У молодого плотника из Галилеи, деревенского мечтателя, принесшего себя в жертву ради победы добра, мало общего с мраморно-золотым идолом, перед которым, трепеща от страха, но уповая на наследство от набожной тетеньки, склоняется Теодорико Рапозо - герой, чьи помыслы денно и нощно прикованы к женщинам, только к женщинам и греху.
"Реликвии" предпослан эпиграф, позднее увековеченный в мраморе, на пьедестале памятника Эсе в Лиссабоне: "Под легким покровом вымысла могучее, нагое тело истины". Но это на памятнике. Сохранила ли в действительности свою мощь и наготу истина в творениях Эсы последних лет? Или с годами не одна лишь нагота, но и "плотный покров" ее обрел когда-то отвергнутую ценность? Случай обычный.
В 1889 году Эса публикует самое широкое, эпически развернутое из своих полотен - "Семейство Майя". В романе есть уставший от жизни Афонсо де Майя, некогда слывший яростным якобинцем, приверженцем Руссо и республики, а теперь предпочитающий старую куртку и старое кресло у камина, старые книги и старого кота. Надежды Афонсо, великие, как испытанные им без счета разочарования, теперь связаны с внуком, одаренным блистательными талантами. Еще студентом Коимбры будущий медик Карлос-Эдуардо изучил философию, стал знатоком музыки, искусства, литературы, совершил путешествия в Рим и Москву, Пекин и Лондон, в Америку и Японию, чтобы, вернувшись в родную Португалию, признать за истину: надо лишь разводить овощи и ждать революцию, которая только и выдвинет настоящих героев. Старый Афонсо, истомившись от безделья внука и его друзей, молит их: "Хорошо, так устраивайте хоть революцию, только, ради Христа, делайте что-нибудь".
В 1891 году Эса ставит точку, исполнив еще один давний замысел, зревший со времен "Сенакля": он печатает "Переписку Фрадике Мендеса".
Чуть прикрытая мнимо строгой формою документа, за которым таится вымысел, "Переписка" фактически представляет собою исповедь, горечь которой смягчена иронией, и одновременно - попытку разглядеть сквозь призму иронии черты идеального героя. Фрадике Мендес- это близкий родственник Карлоса-Эдуардо из "Семейства Майя", далекий потомок Иисуса Христа из "Реликвии", - в том смысле, что тоже является "лишним", - как совершенный человек в несовершенном мире.

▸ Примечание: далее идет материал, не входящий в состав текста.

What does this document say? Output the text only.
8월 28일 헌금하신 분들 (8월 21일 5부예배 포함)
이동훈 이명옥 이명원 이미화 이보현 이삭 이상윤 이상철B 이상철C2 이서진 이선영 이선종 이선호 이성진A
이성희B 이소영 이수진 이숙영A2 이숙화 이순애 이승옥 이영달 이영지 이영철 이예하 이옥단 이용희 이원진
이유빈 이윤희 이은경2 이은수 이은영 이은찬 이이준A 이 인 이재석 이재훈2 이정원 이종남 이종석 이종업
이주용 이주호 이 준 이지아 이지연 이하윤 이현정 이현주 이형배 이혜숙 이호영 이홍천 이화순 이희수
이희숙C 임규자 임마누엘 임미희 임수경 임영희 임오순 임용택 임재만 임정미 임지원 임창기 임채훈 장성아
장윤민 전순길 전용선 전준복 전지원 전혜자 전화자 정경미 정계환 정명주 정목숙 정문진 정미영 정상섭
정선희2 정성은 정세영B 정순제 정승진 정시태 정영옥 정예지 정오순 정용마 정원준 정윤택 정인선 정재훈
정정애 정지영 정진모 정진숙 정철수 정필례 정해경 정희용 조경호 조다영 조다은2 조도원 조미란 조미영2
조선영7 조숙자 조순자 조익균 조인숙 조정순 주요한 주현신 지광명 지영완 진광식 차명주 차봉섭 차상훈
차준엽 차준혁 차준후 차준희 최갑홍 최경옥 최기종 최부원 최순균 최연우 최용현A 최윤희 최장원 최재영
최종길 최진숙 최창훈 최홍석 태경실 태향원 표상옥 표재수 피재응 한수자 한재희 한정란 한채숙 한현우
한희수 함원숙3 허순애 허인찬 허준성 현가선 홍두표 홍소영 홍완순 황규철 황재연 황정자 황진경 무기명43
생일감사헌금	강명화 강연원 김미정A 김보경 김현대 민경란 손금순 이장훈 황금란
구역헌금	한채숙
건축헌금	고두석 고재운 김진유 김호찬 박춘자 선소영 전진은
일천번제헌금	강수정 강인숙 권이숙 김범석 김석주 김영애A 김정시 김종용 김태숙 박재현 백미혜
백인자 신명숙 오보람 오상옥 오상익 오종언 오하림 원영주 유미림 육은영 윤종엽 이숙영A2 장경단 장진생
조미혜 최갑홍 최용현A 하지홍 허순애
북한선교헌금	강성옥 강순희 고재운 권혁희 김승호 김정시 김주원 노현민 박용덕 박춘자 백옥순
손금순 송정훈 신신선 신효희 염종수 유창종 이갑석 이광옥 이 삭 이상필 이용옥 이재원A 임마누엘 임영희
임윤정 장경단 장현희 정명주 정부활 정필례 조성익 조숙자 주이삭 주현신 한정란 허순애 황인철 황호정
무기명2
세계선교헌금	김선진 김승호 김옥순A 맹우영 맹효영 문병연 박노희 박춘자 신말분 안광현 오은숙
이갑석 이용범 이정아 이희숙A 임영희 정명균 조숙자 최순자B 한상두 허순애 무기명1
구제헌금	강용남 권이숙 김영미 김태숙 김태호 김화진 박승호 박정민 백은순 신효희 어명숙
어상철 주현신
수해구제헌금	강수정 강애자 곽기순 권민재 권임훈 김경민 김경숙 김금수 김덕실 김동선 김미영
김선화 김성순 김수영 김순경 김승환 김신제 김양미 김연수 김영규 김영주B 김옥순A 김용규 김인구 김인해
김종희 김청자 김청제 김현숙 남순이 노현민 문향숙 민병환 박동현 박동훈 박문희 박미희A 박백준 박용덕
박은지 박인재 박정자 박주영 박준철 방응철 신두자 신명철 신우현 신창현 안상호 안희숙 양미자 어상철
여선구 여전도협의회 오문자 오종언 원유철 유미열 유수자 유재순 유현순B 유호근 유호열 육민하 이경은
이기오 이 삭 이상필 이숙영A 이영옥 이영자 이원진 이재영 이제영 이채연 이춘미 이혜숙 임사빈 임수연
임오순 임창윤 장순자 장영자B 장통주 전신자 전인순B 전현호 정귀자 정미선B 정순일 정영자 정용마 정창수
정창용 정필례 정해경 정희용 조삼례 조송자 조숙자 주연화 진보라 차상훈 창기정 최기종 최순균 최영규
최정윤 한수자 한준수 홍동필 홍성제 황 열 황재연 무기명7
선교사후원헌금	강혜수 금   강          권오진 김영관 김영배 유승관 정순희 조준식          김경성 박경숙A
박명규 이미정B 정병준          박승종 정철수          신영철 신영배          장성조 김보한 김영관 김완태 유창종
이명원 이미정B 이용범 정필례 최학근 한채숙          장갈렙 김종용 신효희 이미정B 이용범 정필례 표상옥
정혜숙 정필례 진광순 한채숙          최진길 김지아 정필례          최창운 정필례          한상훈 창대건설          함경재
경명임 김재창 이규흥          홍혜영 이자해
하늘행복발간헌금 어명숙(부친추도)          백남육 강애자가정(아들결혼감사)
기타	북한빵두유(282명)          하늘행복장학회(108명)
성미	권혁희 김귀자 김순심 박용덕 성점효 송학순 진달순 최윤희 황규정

Овладевший и осчастливленный всеми богатствами культуры, Фрадике Мендес скорее ее созерцатель, чем созидатель. Интеллектуальный гурман "Ларусс, разведенный в одеколоне", он ведет свою родословную от гетевского "Фауста", но все больше уподобляется светским денди Оскара Уайльда. Он может быть назван и "Анти-Фаустом": несмотря на все заверения автора, что герой перевидал все страны и перечел все книги, был "последователем всех религий, членом всех партий, учеником всех философов", творческого начала ему недостает. Его активность условна и голословна, а вот пассивность вполне реальна. "По темпераменту и складу ума я не что иное, как турист".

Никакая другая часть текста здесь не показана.